I’d argue that the reasons for the price plunge might be much simpler, without the requirement for over analysis about what might or might not be happening. Two important factors bring welcome clarity to any speculation.
The first is that Kiyoshi’s long-standing auction rival, the restaurant chain Itamae Sushi, did not take part in the auction. It’s feasible enough that other bidders had no taste to engage on a price war for a price war’s sake. Without the usual sparring partner, there might have been nobody interested or affluent enough to take part in the extravagant pantomime.
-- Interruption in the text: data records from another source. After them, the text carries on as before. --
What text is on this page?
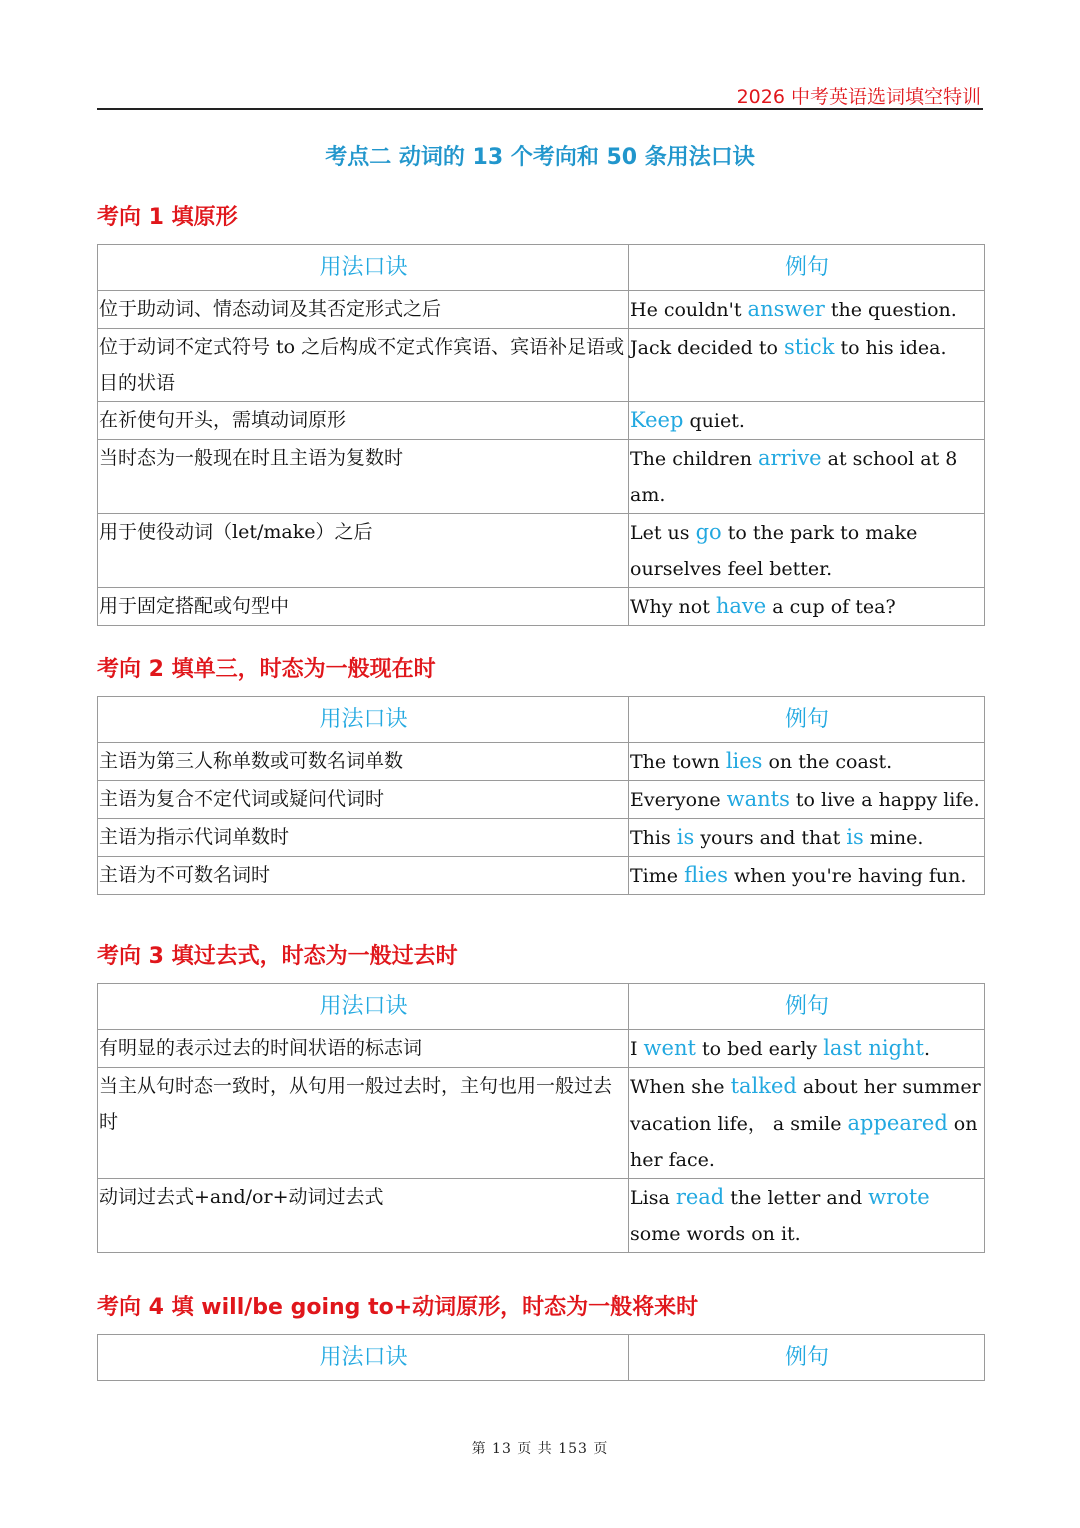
2026 中考英语选词填空特训
考点二 动词的 13 个考向和 50 条用法口诀
考向 1 填原形
用法口诀	例句
位于助动词、情态动词及其否定形式之后	He couldn't answer the question.
位于动词不定式符号 to 之后构成不定式作宾语、宾语补足语或目的状语	Jack decided to stick to his idea.
在祈使句开头，需填动词原形	Keep quiet.
当时态为一般现在时且主语为复数时	The children arrive at school at 8 am.
用于使役动词（let/make）之后	Let us go to the park to make ourselves feel better.
用于固定搭配或句型中	Why not have a cup of tea?
考向 2 填单三，时态为一般现在时
用法口诀	例句
主语为第三人称单数或可数名词单数	The town lies on the coast.
主语为复合不定代词或疑问代词时	Everyone wants to live a happy life.
主语为指示代词单数时	This is yours and that is mine.
主语为不可数名词时	Time flies when you're having fun.
考向 3 填过去式，时态为一般过去时
用法口诀	例句
有明显的表示过去的时间状语的标志词	I went to bed early last night.
当主从句时态一致时，从句用一般过去时，主句也用一般过去时	When she talked about her summer vacation life， a smile appeared on her face.
动词过去式+and/or+动词过去式	Lisa read the letter and wrote some words on it.
考向 4 填 will/be going to+动词原形，时态为一般将来时
用法口诀	例句
第 13 页 共 153 页
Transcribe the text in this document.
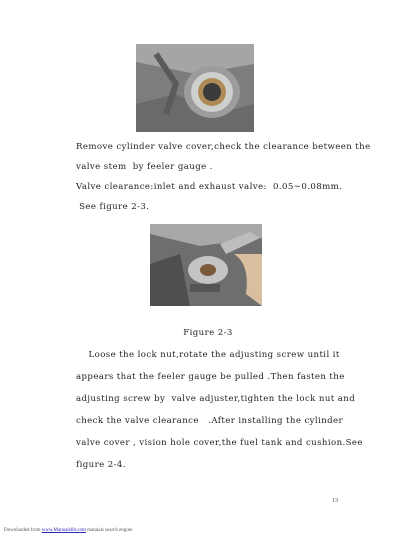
Remove cylinder valve cover,check the clearance between the
valve stem  by feeler gauge .
Valve clearance:inlet and exhaust valve:  0.05∼0.08mm.
See figure 2-3.
Figure 2-3
Loose the lock nut,rotate the adjusting screw until it
appears that the feeler gauge be pulled .Then fasten the
adjusting screw by  valve adjuster,tighten the lock nut and
check the valve clearance   .After installing the cylinder
valve cover , vision hole cover,the fuel tank and cushion.See
figure 2-4.
13
Downloaded from www.Manualslib.com manuals search engine
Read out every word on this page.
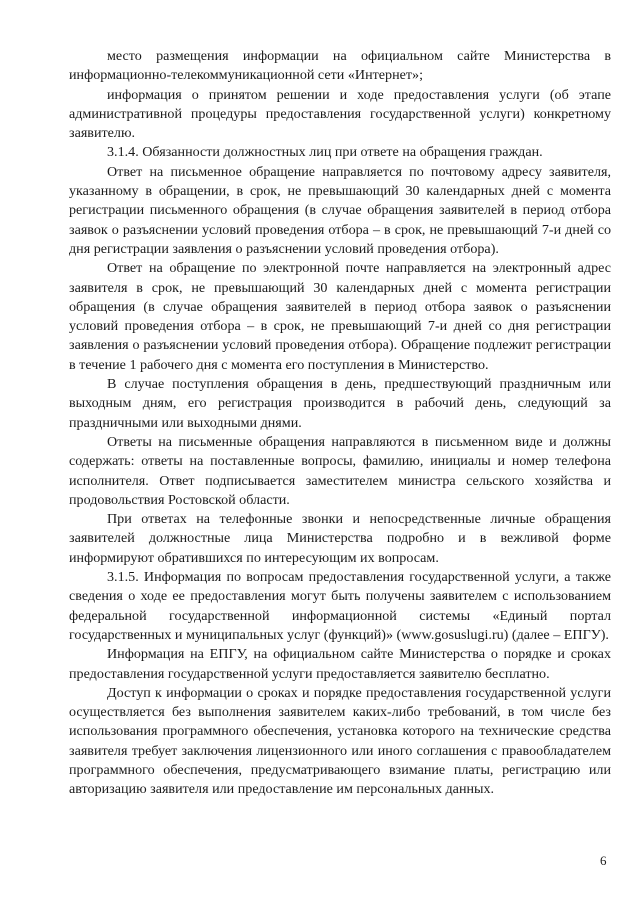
место размещения информации на официальном сайте Министерства в информационно-телекоммуникационной сети «Интернет»;

информация о принятом решении и ходе предоставления услуги (об этапе административной процедуры предоставления государственной услуги) конкретному заявителю.

3.1.4. Обязанности должностных лиц при ответе на обращения граждан.

Ответ на письменное обращение направляется по почтовому адресу заявителя, указанному в обращении, в срок, не превышающий 30 календарных дней с момента регистрации письменного обращения (в случае обращения заявителей в период отбора заявок о разъяснении условий проведения отбора – в срок, не превышающий 7-и дней со дня регистрации заявления о разъяснении условий проведения отбора).

Ответ на обращение по электронной почте направляется на электронный адрес заявителя в срок, не превышающий 30 календарных дней с момента регистрации обращения (в случае обращения заявителей в период отбора заявок о разъяснении условий проведения отбора – в срок, не превышающий 7-и дней со дня регистрации заявления о разъяснении условий проведения отбора). Обращение подлежит регистрации в течение 1 рабочего дня с момента его поступления в Министерство.

В случае поступления обращения в день, предшествующий праздничным или выходным дням, его регистрация производится в рабочий день, следующий за праздничными или выходными днями.

Ответы на письменные обращения направляются в письменном виде и должны содержать: ответы на поставленные вопросы, фамилию, инициалы и номер телефона исполнителя. Ответ подписывается заместителем министра сельского хозяйства и продовольствия Ростовской области.

При ответах на телефонные звонки и непосредственные личные обращения заявителей должностные лица Министерства подробно и в вежливой форме информируют обратившихся по интересующим их вопросам.

3.1.5. Информация по вопросам предоставления государственной услуги, а также сведения о ходе ее предоставления могут быть получены заявителем с использованием федеральной государственной информационной системы «Единый портал государственных и муниципальных услуг (функций)» (www.gosuslugi.ru) (далее – ЕПГУ).

Информация на ЕПГУ, на официальном сайте Министерства о порядке и сроках предоставления государственной услуги предоставляется заявителю бесплатно.

Доступ к информации о сроках и порядке предоставления государственной услуги осуществляется без выполнения заявителем каких-либо требований, в том числе без использования программного обеспечения, установка которого на технические средства заявителя требует заключения лицензионного или иного соглашения с правообладателем программного обеспечения, предусматривающего взимание платы, регистрацию или авторизацию заявителя или предоставление им персональных данных.

6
The second is that this year’s tuna yield was more bounteous than last year’s. Inclement weather meant that for 2013’s auction, only four Bluefins were available from one supplier. This year, fishing from less tempestuous conditions resulted in an offering of around 30 tuna from each wholesaler. Add the two factors together in a straightforward calculation and it doesn’t take the wisest economist to realise that more supply, with less vociferous purchasers, does little to inflate prices.
Some question the veracity of the auctions, too. Reports circulate that there are no open bids on the day, but only prearranged transactions that are staged out, with the event acting to generate publicity for the buyers — and the restaurants — involved.
All of this detracts from the very important core issue: overfishing. With stocks depleted by up to 96%, Bluefin tuna are in no position to be subject to continued, aggressive harvesting. Any talk of the ‘value’ of the fish needs to be taken beyond the monetary or instrumental. What needs to be considered is what to charge for the chance to taste impending extinction: exactly what price can be thought fair for the privilege of eating the last of a whole food chain?
Unless the paying public come to respect the tuna’s inherent value in itself, it’s a safe prediction that we’ll all witness these magnificent fish vanish from both oceans and menus in tandem, and only then will certain communities come to understand that large predators are more desirable than jellyfish. Expensive or not, Bluefins are still in jeopardy, and that’s not set to change whether millionaire restaurant owners outbid each other or not.